O aquecedor esquentou o carro, mas Julia continuou tremendo, e isso nada tinha a ver com a temperatura de fora. Adam parecia perfeitamente feliz com o silêncio
entre eles. Até ligou o rádio, um sinal visível de que não queria mais conversas.
À medida que se aproximavam de seu apartamento, Julia se convencia de que precisava falar com ele.
- Nunca tinha notado que você se ressentia tanto com meu trabalho - ela rompeu o silêncio.
- Talvez não seja tanto seu trabalho quanto sua ati...
- Não ouse falar que é minha atitude! Estou até aqui - Julia levou a mão à testa - de ouvir reclamações sobre minha atitude. Primeiro, Helen, e agora você!
Acha que tenho de me dedicar mais à nossa relação, não é? Helen, porém, diz que tenho que me dedicar mais ao trabalho.
- E você, o que acha?
- Que você está me pressionando e não entendo por quê.
- Você está colocando obstáculos entre nós, e não vejo nada que a faça pensar num futuro juntos para nós dois.
- Ainda não me sinto segura o bastante para me casar.

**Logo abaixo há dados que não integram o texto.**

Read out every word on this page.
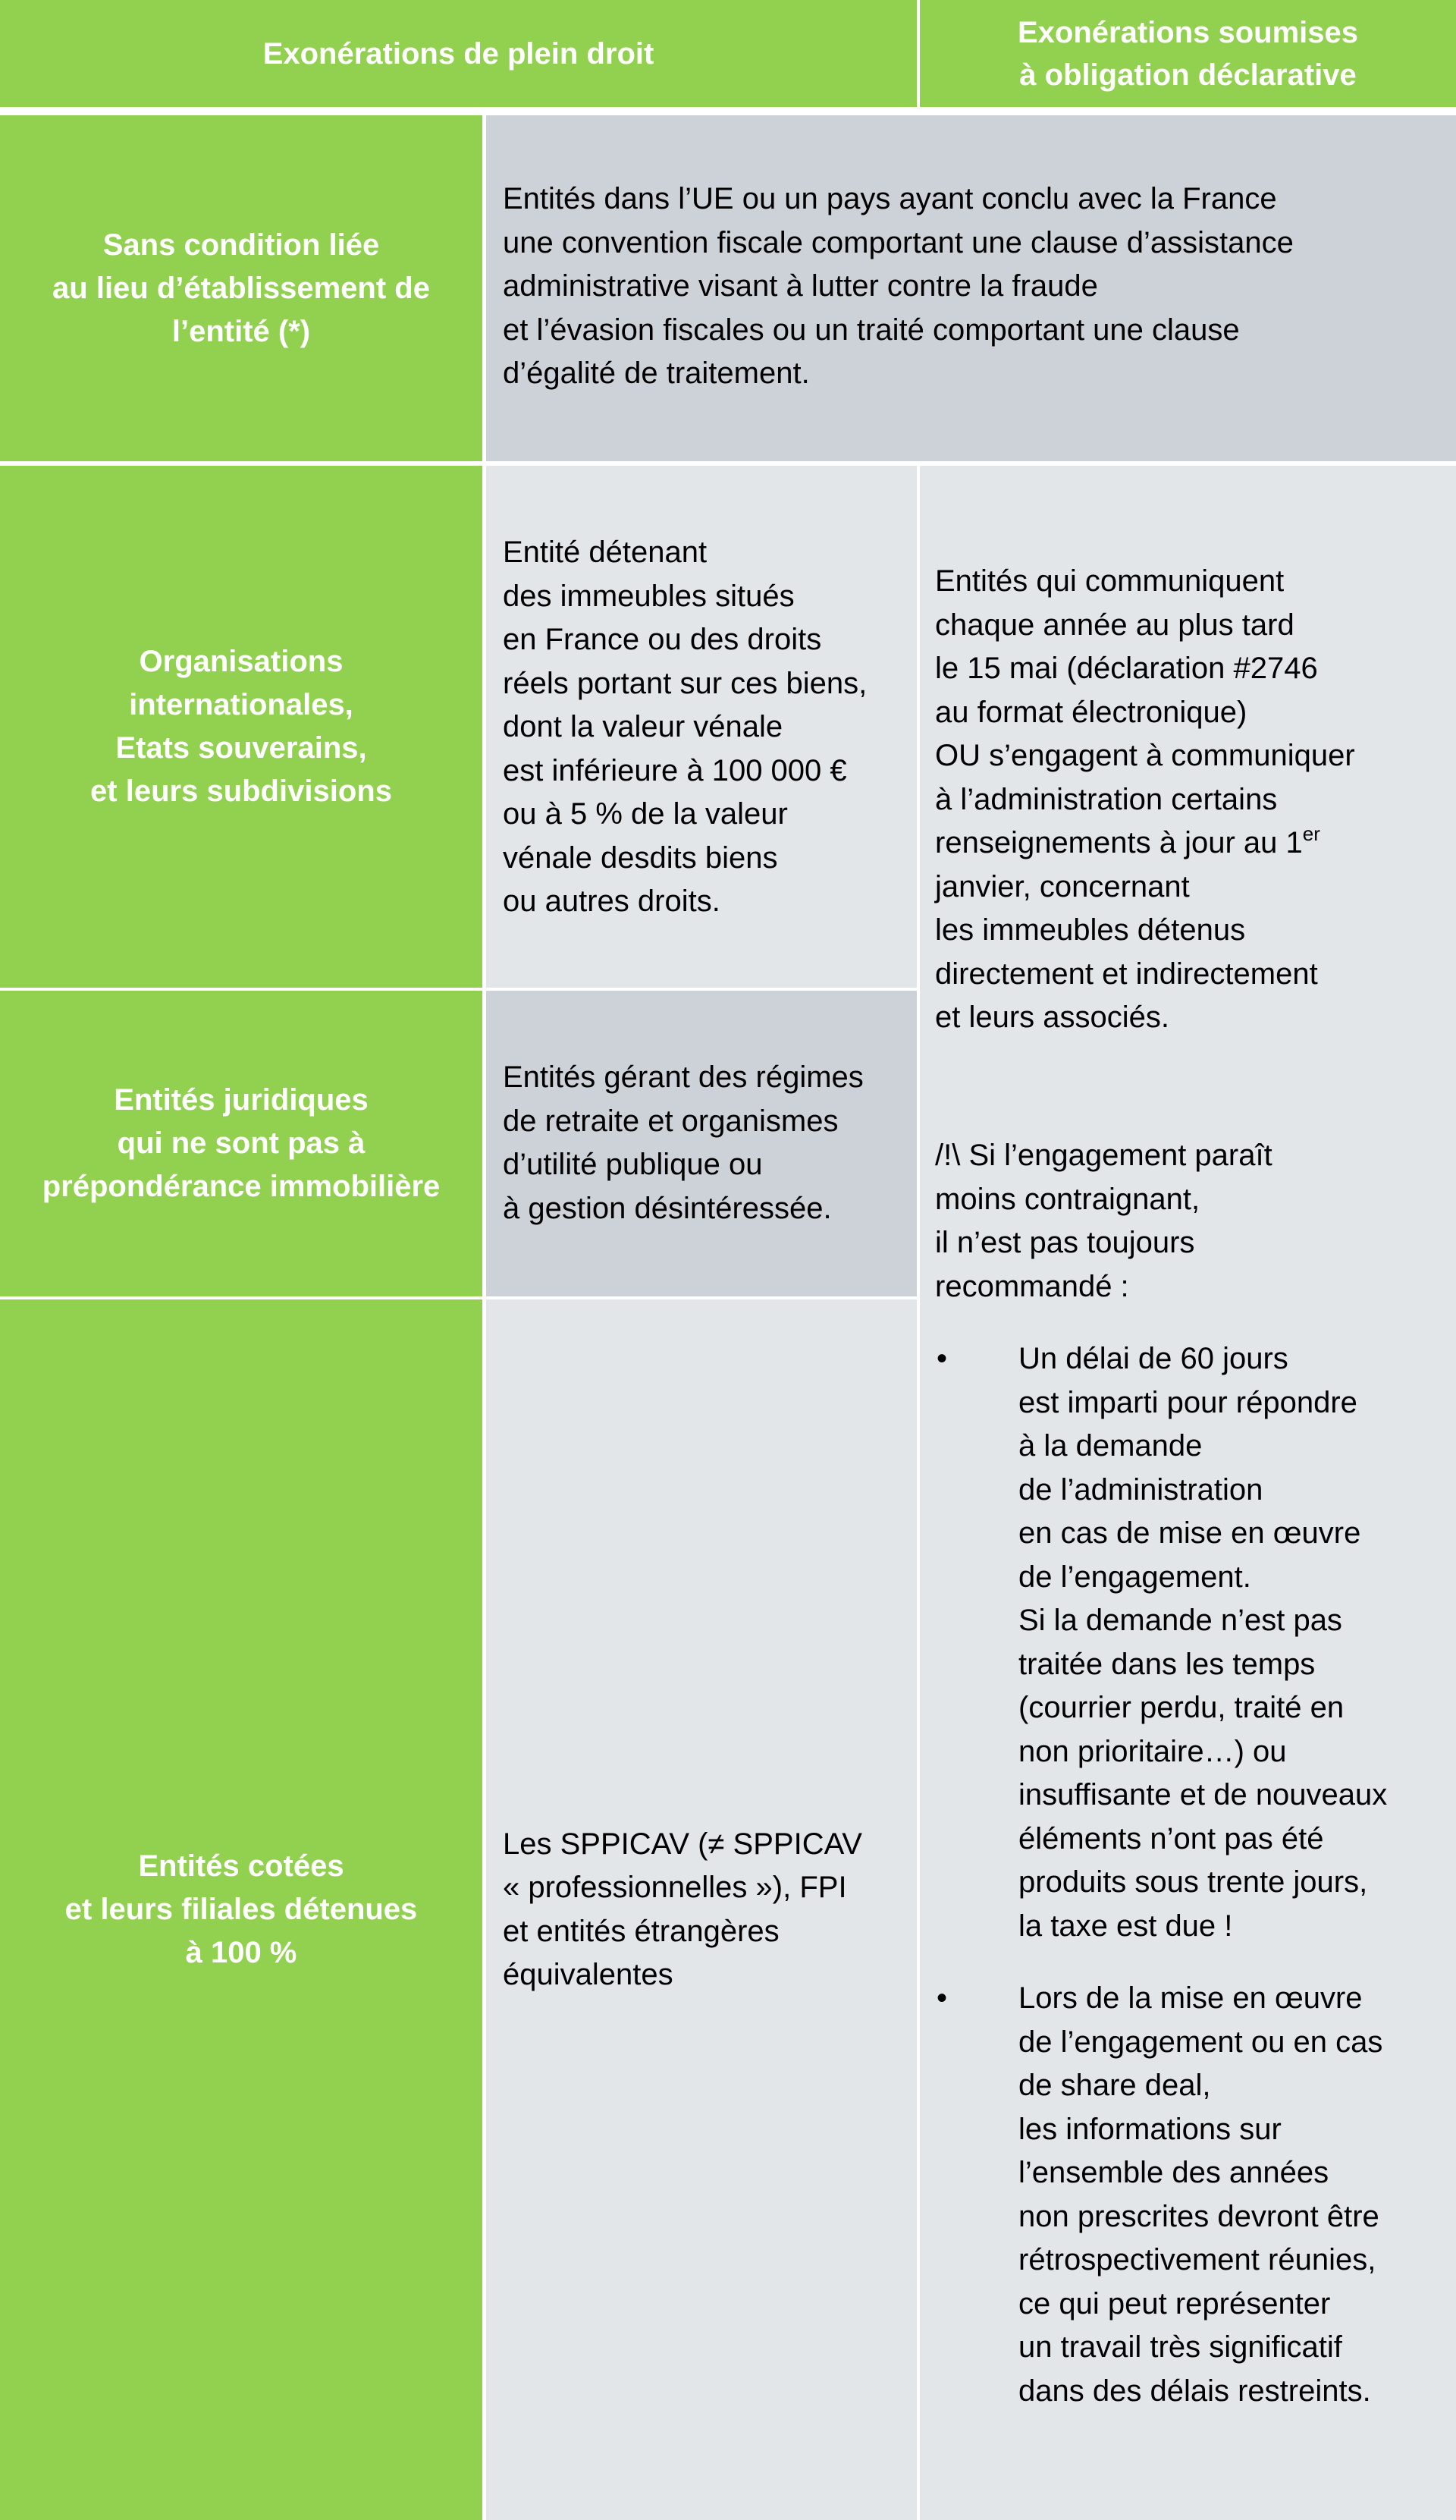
Exonérations de plein droit
Exonérations soumises
à obligation déclarative
Sans condition liée
au lieu d’établissement de
l’entité (*)
Entités dans l’UE ou un pays ayant conclu avec la France
une convention fiscale comportant une clause d’assistance
administrative visant à lutter contre la fraude
et l’évasion fiscales ou un traité comportant une clause
d’égalité de traitement.
Organisations
internationales,
Etats souverains,
et leurs subdivisions
Entité détenant
des immeubles situés
en France ou des droits
réels portant sur ces biens,
dont la valeur vénale
est inférieure à 100 000 €
ou à 5 % de la valeur
vénale desdits biens
ou autres droits.
Entités juridiques
qui ne sont pas à
prépondérance immobilière
Entités gérant des régimes
de retraite et organismes
d’utilité publique ou
à gestion désintéressée.
Entités cotées
et leurs filiales détenues
à 100 %
Les SPPICAV (≠ SPPICAV
« professionnelles »), FPI
et entités étrangères
équivalentes
Entités qui communiquent
chaque année au plus tard
le 15 mai (déclaration #2746
au format électronique)
OU s’engagent à communiquer
à l’administration certains
renseignements à jour au 1er
janvier, concernant
les immeubles détenus
directement et indirectement
et leurs associés.
/!\ Si l’engagement paraît
moins contraignant,
il n’est pas toujours
recommandé :
• Un délai de 60 jours
est imparti pour répondre
à la demande
de l’administration
en cas de mise en œuvre
de l’engagement.
Si la demande n’est pas
traitée dans les temps
(courrier perdu, traité en
non prioritaire…) ou
insuffisante et de nouveaux
éléments n’ont pas été
produits sous trente jours,
la taxe est due !
• Lors de la mise en œuvre
de l’engagement ou en cas
de share deal,
les informations sur
l’ensemble des années
non prescrites devront être
rétrospectivement réunies,
ce qui peut représenter
un travail très significatif
dans des délais restreints.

Adam parou o carro em frente ao prédio onde ela morava e a encarou.
- É preciso praticar e ter confiança.
- É fácil para você dizer, já que não tem nenhum conflito entre relação pessoal e trabalho.
- E você também não devia ter. Não parece uma mulher que ama muito e sim uma mulher com medo de se entregar, que não quer se expor, que não pode amar.
Essas palavras a magoaram profundamente.
- Como pode me dizer isso depois de tudo que dividimos?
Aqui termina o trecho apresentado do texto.